France

Le PSG champion d’Europe : débordements de violence analysés en France.

Après la célébration du titre de Ligue des champions du Paris Saint-Germain le 30 juin, des débordements ont été signalés, avec plus de 890 interpellations effectuées par Laurent Nuñez ce lundi. Le sociologue Fabien Jobard note que malgré une forte présence policière de 22.000 agents en France, dont 8.000 à Paris, les moments de festivité peuvent activer des comportements similaires à ceux observés lors des émeutes urbaines.

Après la célébration vient la défaite… À peine le Paris Saint-Germain couronné pour la seconde fois consécutive en Ligue des champions ce samedi 30 juin, des débordements ont débuté dans la capitale et ailleurs en France. Ce lundi, Laurent Nuñez a fait état de « plus de 890 interpellations » par rapport à 2025 au cours du week-end. Ce chiffre représente une augmentation de plus de 45 % par rapport au titre de 2025, qui avait déjà été marqué par des violences.

En 2018 déjà, pour la « seconde étoile » des Bleus, des épisodes de violence avaient été constatés. Cela a amené plusieurs analystes, dont Marine Le Pen, à affirmer qu’« il n’y a qu’en France où la victoire d’un club de foot provoque des émeutes ». Laurent Nuñez, de son côté, ne considère pas ces événements comme « inéluctables ». Mais alors, pourquoi cette situation semble-t-elle presque systématique autour du football et du Paris Saint-Germain en particulier ?

Des violences autour du football dans tous les pays d’Europe

Il convient d’abord de noter que la violence et les affrontements ne se limitent pas à l’Hexagone. Fabien Jobard, directeur de recherche au CNRS, cite des exemples proches dans des pays comme l’Allemagne, l’Italie ou les Pays-Bas lors d’un entretien avec 20 Minutes. L’Espagne et les pays d’Europe de l’Est connaissent également des échauffourées entre supporters et forces de l’ordre.

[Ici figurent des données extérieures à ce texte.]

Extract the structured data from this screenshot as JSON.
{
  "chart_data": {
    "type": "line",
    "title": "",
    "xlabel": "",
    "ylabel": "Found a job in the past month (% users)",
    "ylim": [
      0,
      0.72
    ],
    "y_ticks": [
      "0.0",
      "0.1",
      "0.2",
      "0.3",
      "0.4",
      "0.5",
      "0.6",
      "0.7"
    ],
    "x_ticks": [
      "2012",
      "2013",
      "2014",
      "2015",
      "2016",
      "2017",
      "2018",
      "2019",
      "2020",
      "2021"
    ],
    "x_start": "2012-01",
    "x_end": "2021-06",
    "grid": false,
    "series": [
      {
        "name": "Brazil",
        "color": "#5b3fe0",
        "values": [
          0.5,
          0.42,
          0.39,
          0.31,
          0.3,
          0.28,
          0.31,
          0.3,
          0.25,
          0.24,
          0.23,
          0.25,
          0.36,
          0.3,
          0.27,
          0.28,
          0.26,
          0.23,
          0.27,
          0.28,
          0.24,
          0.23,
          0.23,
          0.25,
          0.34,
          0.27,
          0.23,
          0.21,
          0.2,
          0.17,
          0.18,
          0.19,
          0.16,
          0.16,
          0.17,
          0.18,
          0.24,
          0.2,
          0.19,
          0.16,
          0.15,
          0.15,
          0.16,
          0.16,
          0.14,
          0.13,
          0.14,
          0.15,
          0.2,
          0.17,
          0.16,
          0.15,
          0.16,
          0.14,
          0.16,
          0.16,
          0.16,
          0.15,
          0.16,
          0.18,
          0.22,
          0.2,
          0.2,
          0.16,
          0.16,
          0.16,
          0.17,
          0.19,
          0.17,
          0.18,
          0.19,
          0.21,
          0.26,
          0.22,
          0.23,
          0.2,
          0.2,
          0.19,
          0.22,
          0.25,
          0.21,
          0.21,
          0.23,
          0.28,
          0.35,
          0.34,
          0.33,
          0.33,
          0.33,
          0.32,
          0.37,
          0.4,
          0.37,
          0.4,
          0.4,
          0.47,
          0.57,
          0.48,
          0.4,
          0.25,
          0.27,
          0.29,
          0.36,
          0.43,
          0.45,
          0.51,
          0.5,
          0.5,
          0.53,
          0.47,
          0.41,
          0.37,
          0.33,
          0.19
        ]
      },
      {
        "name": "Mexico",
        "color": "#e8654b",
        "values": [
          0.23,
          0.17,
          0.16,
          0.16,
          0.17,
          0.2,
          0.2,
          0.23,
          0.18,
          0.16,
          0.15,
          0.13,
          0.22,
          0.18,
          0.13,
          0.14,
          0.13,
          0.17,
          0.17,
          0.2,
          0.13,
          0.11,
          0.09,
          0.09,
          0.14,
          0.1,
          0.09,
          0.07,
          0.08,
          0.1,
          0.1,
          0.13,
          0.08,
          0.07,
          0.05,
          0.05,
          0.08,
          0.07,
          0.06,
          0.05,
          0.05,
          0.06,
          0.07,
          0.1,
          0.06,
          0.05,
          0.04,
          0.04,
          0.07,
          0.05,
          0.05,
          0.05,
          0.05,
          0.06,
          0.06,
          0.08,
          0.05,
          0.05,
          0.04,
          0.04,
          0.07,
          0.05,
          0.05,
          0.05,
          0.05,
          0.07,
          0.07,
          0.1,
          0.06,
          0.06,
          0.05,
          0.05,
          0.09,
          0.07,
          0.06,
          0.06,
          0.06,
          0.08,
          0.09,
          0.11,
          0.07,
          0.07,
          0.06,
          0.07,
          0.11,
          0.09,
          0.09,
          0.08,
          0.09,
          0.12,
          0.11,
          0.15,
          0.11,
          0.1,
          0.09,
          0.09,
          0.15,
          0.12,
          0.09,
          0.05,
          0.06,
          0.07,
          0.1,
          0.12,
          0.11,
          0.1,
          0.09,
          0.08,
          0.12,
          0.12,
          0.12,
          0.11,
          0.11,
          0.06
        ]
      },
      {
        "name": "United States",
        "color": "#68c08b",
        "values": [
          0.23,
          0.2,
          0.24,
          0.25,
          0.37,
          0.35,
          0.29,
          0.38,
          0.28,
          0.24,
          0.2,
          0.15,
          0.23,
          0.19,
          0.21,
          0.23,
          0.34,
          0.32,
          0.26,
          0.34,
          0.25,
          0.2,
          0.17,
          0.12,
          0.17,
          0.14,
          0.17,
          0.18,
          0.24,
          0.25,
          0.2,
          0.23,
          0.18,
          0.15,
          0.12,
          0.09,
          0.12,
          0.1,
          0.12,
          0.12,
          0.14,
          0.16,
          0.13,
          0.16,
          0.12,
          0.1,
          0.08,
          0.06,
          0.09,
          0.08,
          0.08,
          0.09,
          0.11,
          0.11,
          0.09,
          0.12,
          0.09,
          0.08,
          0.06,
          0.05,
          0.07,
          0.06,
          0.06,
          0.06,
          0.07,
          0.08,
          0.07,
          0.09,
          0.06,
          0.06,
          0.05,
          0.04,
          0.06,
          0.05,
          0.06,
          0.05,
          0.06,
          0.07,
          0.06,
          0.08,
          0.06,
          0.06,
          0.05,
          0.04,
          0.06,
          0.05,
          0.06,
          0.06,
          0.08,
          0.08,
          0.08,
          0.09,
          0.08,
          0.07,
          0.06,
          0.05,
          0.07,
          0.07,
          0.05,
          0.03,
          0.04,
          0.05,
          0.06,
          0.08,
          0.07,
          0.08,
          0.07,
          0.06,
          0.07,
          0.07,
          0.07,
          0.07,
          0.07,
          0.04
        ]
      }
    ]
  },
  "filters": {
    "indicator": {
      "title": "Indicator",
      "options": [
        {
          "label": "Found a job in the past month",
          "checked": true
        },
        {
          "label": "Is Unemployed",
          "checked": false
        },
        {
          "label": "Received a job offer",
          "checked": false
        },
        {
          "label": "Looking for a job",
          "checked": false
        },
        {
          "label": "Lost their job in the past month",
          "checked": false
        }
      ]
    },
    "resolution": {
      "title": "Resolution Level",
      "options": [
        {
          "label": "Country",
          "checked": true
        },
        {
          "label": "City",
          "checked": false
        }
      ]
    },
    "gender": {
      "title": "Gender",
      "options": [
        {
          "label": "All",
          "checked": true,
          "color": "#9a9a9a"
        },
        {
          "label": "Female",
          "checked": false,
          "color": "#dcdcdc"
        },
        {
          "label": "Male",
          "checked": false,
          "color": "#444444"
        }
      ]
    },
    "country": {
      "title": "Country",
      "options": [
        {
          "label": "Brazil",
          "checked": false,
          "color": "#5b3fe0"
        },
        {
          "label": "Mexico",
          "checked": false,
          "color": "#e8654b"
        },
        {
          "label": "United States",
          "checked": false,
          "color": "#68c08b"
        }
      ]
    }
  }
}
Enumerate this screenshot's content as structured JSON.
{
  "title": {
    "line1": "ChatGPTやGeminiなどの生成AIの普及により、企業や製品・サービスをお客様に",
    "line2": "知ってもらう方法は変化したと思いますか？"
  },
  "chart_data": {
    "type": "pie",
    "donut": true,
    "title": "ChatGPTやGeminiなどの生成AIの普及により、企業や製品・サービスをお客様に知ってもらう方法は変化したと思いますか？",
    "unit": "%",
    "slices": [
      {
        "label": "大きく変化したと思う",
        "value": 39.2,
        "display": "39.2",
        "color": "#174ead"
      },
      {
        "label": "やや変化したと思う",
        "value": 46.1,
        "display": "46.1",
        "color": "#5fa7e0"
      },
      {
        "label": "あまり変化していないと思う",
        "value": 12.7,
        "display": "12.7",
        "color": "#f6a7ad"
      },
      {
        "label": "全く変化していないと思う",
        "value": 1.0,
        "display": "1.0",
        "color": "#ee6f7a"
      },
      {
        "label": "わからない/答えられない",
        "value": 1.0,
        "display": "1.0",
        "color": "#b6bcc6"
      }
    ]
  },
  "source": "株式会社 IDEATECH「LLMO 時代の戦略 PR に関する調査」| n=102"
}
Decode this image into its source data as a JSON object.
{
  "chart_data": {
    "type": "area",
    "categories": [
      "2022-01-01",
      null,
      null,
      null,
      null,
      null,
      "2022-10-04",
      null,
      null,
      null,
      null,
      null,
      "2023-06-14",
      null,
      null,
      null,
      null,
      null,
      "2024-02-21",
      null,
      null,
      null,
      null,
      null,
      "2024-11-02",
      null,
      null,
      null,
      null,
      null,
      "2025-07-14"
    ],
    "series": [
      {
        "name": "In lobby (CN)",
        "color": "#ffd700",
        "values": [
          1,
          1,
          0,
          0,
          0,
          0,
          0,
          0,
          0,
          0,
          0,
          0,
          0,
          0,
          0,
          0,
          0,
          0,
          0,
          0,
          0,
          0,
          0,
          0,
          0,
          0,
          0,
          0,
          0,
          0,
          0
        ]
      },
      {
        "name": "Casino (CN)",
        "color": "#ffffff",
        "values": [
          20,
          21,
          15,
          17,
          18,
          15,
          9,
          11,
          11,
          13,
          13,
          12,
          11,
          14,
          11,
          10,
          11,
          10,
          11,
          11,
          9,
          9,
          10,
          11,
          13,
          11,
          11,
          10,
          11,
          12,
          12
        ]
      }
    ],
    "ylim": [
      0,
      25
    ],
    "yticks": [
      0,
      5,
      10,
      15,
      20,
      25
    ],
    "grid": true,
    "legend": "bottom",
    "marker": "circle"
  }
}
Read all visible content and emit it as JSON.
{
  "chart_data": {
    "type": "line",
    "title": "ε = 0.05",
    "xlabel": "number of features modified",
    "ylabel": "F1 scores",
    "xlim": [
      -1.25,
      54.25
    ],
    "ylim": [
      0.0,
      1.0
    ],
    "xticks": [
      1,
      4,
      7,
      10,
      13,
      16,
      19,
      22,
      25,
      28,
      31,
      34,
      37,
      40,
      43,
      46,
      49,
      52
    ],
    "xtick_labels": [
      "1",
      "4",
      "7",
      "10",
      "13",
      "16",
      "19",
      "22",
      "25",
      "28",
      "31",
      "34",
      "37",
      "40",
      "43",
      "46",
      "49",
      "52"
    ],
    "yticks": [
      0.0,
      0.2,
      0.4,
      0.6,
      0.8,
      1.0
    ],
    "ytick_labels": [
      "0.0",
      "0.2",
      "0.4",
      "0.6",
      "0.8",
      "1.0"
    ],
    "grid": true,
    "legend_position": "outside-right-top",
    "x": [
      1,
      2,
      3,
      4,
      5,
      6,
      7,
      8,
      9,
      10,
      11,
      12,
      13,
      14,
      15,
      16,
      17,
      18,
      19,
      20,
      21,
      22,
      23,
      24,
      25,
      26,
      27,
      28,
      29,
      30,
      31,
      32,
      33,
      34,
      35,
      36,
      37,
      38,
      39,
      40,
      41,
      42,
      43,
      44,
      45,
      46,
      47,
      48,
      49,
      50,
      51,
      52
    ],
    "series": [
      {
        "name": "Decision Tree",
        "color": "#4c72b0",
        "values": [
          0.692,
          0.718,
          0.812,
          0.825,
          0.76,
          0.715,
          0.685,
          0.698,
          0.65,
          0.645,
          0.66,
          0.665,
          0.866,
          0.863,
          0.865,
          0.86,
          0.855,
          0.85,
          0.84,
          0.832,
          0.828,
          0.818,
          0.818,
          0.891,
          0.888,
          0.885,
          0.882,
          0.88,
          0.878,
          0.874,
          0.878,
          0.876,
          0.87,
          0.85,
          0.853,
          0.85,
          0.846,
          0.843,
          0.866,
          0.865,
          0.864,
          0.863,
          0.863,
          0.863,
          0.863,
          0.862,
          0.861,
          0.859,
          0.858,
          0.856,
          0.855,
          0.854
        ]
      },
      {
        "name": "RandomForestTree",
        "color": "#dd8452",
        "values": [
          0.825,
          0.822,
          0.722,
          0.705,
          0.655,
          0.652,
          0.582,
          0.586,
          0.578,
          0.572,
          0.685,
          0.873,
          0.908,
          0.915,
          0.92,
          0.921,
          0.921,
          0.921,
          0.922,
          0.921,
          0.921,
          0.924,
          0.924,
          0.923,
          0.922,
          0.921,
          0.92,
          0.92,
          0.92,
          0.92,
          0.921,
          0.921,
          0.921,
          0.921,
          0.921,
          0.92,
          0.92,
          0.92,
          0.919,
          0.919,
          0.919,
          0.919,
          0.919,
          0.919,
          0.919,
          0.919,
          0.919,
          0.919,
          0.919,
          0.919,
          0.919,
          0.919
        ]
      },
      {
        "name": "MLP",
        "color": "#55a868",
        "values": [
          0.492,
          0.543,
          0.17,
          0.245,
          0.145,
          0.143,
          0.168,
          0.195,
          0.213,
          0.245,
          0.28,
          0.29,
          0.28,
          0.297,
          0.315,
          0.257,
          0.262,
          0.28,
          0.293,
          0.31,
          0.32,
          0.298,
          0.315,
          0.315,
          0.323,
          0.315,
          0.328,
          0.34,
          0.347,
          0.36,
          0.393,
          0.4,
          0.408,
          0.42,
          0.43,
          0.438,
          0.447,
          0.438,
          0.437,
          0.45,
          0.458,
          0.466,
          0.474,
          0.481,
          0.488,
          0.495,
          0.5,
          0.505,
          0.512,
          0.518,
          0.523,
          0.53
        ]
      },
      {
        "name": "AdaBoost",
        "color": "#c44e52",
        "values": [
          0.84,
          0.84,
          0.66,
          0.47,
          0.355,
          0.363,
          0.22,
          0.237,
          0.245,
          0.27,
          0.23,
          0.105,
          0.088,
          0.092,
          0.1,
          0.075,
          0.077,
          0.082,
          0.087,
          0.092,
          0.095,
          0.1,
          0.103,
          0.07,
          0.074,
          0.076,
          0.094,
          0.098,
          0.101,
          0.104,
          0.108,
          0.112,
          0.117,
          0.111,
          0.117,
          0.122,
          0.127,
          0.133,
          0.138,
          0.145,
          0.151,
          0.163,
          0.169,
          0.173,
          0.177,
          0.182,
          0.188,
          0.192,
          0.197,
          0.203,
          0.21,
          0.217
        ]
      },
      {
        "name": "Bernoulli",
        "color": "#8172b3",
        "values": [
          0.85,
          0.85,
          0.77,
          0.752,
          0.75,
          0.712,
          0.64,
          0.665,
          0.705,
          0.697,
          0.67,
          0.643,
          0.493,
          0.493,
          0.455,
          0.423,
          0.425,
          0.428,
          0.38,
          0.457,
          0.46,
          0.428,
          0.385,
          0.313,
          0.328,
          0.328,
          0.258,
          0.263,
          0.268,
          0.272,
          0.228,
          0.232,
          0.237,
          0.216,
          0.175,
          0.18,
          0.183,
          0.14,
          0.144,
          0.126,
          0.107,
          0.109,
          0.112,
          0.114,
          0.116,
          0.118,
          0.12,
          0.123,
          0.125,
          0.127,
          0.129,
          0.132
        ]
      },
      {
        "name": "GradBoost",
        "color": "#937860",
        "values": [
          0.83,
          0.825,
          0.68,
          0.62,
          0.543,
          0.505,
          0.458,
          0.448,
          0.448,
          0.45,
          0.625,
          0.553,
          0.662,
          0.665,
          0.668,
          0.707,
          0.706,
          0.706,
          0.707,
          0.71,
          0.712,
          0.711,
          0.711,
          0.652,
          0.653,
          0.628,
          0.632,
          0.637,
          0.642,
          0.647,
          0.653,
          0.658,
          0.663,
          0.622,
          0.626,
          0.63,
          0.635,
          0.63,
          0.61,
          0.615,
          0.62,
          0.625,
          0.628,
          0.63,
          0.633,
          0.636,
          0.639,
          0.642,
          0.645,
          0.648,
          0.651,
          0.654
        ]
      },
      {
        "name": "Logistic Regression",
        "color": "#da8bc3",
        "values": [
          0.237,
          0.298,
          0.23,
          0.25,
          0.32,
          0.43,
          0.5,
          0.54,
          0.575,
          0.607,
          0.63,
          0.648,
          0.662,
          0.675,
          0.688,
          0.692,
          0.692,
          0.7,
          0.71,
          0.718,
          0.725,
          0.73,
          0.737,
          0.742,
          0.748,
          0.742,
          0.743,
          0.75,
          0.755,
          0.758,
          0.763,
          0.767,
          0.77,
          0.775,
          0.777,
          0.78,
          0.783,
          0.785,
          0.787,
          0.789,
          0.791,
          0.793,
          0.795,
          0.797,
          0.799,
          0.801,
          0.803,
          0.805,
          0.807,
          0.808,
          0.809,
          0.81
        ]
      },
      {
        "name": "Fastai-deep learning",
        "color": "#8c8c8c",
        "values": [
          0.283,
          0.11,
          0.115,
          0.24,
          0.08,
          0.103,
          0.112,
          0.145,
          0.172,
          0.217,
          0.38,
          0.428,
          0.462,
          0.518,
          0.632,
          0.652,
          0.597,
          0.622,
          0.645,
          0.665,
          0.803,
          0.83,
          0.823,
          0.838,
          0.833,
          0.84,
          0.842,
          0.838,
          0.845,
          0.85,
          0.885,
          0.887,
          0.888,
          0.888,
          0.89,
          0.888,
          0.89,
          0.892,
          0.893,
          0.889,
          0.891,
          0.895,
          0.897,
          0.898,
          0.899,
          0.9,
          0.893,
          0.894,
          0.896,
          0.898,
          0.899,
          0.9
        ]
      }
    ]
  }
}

Bien que beaucoup de ces incidents concernent des clubs de supporters s’opposant entre eux ou des hooligans organisés, comme à Cologne (Allemagne) en 2014 où des milliers de militants d’extrême droite s’étaient rassemblés pour défier la police, la situation observée lors des deux sacres du Paris Saint-Germain demeure relativement différente.

La force du nombre…

Tout d’abord, la force du nombre. Le football est le sport roi en France et dans le monde entier, attirant un public considérable. « Vous avez des dizaines de milliers de supporters qui sortent dans la rue pour célébrer. Et dans cette foule, une infime partie cherche l’affrontement, se dissimulant aisément parmi les autres », explique le sociologue.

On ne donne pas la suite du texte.